Biden has come out of the gate ready to go, showing support for a series of measures aimed at benefiting American workers like a new wave of stimulus checks, raising the federal minimum wage and boosting food assistance. It seems that the federal government is finally interested in helping its citizens. Despite the obvious benefits of these measures, and the fact that Democrats have control of the House and the Senate, Congressional Republicans continue to try to prevent the passage of such measures. Obstruction is the typical Republican form of governance, if it can even be called that. But Democrats, and voters, should not accept that.

Senator Mitch McConnell is holding up the organizing resolution of the Senate, preventing Democrats from setting the agenda and chairing committees, in addition to seeking to preserve the filibuster to ensure that one senator can hold up the process of legislation. Claiming to seek the protection of “minority rights,” McConnell is simply continuing his practice of blocking Democratic policies that would help Americans. Last year, McConnell told a group of voters that “if I’m still the majority leader in the Senate, think of me as the Grim Reaper. None of that stuff is going to pass.” Former President Obama wrote that during a discussion under his administration, Joe Biden tried to explain the merits of a bill to McConnell, only to be told: “you must be under the mistaken impression that I care.”

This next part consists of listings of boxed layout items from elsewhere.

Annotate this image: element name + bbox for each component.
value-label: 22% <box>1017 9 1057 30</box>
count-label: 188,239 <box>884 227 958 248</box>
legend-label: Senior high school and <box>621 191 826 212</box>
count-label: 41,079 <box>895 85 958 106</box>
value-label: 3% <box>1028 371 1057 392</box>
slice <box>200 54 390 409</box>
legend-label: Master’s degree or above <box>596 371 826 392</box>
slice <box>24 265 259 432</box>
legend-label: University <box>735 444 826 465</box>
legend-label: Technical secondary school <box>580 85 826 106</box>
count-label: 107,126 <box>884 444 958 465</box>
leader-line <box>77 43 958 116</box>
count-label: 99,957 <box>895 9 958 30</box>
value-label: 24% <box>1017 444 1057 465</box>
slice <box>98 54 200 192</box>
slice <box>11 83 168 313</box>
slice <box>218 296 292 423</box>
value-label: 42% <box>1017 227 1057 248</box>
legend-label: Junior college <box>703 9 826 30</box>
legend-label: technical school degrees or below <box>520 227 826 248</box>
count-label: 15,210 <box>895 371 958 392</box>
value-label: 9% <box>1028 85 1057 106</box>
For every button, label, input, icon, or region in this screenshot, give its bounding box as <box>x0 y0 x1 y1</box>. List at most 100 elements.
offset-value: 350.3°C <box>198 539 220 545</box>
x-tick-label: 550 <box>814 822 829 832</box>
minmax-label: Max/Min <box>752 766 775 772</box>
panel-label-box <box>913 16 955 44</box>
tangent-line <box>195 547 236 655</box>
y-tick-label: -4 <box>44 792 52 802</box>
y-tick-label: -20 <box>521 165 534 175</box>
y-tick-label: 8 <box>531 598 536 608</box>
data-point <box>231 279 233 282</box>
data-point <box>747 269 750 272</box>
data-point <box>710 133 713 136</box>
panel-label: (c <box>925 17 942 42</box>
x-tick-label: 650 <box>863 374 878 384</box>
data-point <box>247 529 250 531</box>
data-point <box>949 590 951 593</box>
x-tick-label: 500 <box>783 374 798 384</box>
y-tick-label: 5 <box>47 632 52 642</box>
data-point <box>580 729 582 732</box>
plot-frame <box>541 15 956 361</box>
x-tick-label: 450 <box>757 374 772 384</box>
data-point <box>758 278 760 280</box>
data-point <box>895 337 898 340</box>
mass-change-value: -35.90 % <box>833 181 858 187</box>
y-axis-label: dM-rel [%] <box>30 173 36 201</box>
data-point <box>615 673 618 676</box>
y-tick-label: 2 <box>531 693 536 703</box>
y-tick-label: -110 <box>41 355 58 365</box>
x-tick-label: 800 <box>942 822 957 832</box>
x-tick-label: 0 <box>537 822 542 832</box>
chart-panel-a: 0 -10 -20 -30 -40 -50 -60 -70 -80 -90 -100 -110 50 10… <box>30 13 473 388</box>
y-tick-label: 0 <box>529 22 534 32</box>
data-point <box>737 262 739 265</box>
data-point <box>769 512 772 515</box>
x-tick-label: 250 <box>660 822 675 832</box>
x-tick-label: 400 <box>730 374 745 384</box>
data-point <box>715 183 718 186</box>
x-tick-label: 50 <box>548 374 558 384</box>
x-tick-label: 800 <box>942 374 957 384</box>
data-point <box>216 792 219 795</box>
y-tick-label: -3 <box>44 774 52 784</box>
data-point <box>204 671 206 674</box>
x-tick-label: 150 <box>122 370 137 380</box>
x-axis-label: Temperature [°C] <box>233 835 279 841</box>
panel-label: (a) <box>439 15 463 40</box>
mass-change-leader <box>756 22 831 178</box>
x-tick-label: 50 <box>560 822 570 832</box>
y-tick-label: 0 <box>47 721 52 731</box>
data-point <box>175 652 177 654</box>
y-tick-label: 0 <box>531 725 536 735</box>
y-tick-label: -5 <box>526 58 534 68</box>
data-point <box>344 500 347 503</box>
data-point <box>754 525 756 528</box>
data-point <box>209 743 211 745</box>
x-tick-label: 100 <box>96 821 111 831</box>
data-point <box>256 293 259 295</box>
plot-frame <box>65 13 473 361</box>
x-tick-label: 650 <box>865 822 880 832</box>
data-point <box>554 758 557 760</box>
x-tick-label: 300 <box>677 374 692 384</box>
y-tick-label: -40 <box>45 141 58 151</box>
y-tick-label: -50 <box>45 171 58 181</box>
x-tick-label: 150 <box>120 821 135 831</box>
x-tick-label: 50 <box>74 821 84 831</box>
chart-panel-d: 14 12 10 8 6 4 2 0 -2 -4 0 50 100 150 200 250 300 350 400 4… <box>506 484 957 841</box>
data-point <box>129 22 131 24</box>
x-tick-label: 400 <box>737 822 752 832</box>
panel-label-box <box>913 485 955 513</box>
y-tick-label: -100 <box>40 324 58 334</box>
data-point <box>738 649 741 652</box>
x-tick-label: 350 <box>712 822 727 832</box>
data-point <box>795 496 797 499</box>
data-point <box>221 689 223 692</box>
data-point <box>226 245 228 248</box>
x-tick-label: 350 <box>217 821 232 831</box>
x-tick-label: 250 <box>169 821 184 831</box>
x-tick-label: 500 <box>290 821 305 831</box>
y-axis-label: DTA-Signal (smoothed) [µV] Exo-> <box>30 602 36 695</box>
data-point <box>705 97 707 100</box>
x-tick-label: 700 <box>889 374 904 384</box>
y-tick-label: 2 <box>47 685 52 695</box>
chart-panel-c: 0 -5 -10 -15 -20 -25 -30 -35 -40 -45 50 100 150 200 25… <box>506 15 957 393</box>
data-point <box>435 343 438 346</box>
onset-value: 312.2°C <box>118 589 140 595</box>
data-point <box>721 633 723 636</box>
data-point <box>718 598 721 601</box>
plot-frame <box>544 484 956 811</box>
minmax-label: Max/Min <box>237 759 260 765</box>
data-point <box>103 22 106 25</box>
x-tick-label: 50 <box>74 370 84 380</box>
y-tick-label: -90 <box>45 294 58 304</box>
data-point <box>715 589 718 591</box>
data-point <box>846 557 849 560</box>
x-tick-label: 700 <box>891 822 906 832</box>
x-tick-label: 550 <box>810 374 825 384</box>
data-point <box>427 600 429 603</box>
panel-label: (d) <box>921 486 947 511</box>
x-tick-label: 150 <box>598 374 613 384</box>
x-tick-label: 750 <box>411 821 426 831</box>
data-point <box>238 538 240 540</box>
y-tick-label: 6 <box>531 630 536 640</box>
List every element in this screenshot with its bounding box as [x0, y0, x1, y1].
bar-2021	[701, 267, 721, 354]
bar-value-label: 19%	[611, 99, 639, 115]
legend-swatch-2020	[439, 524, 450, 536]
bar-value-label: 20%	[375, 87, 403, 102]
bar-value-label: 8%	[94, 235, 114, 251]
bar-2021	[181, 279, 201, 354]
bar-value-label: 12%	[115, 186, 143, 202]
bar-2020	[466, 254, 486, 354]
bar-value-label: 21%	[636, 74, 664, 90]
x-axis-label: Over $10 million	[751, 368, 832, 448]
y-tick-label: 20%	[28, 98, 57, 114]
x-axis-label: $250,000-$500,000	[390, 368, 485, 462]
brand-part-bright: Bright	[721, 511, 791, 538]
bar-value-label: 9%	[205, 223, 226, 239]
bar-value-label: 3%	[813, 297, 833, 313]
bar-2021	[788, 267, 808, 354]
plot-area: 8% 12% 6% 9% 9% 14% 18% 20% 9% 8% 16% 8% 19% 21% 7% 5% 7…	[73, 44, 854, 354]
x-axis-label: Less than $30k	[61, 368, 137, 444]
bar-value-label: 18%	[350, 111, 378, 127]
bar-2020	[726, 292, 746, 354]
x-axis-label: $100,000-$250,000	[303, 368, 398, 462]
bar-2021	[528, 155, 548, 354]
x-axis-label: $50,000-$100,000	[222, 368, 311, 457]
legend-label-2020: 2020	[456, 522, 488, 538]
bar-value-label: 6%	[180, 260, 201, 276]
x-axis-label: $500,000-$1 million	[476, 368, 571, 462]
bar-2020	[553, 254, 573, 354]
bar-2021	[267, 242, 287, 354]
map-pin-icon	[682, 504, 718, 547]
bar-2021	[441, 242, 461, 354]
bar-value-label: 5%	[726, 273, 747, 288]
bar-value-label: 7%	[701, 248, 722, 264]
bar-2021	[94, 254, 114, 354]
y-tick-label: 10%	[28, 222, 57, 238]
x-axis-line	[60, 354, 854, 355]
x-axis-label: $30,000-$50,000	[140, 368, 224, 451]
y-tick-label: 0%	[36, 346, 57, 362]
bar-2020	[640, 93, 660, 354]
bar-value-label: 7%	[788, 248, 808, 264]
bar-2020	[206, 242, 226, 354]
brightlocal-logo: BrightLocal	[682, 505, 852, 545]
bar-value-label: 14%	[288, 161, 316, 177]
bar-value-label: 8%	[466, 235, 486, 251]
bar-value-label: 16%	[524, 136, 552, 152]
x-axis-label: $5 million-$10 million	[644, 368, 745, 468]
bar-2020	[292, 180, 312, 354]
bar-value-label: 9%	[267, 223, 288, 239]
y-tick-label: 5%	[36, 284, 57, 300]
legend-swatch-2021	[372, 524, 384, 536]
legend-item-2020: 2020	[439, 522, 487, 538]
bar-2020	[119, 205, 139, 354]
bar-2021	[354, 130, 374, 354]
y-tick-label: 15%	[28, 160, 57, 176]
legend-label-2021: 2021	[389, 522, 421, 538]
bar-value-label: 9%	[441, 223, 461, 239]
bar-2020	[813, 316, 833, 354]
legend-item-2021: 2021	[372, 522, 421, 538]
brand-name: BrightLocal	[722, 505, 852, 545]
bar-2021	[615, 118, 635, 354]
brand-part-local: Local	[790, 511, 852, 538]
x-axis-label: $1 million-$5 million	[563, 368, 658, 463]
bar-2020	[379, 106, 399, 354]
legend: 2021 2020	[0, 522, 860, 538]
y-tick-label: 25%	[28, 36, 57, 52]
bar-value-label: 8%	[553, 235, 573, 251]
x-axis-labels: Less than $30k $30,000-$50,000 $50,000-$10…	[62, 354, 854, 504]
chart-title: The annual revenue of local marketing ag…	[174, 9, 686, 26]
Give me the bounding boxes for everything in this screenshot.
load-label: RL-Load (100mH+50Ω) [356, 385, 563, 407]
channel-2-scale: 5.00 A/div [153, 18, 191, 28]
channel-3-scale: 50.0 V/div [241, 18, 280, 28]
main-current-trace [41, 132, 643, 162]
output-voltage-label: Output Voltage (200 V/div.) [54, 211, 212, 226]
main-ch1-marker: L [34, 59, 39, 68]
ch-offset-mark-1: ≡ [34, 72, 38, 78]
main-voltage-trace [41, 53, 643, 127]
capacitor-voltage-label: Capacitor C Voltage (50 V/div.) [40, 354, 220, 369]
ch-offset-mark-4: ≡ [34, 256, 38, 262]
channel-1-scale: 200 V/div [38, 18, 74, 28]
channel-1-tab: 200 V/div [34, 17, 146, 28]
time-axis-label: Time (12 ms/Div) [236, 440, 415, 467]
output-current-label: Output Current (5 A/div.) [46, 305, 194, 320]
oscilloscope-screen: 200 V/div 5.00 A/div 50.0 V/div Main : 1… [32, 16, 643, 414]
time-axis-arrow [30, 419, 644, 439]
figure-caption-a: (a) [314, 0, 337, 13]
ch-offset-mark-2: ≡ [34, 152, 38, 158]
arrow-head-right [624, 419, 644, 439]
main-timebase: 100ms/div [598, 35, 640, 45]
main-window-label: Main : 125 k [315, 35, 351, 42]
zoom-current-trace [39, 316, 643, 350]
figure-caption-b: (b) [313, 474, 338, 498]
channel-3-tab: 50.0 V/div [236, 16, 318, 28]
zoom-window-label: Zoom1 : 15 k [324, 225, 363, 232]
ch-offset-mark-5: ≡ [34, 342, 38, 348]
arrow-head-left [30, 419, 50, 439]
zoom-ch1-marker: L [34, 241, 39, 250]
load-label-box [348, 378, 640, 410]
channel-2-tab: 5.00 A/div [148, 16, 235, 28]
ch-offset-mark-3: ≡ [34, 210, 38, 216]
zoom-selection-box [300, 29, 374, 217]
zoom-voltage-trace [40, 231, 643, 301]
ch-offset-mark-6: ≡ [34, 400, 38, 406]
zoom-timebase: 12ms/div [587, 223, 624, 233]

Democrats cannot accept this same strand of obstructionism from the former Senate Majority Leader. The country is in its most dire situation in decades, and Democrats have won control of the presidency, the House and the Senate in just one term. One senator from Kentucky cannot be allowed to hold up the support necessary to keep millions from starvation, poverty and potential illness. Democrats must govern as they wish. Abolish the filibuster, reduce the “supermajority” number of votes required to pass major bills and pass legislation that helps people. Joe Biden made a lot of promises during his campaign, and in order to deliver on those, Democrats have to act as Republicans have: the winner takes all. Elections have consequences.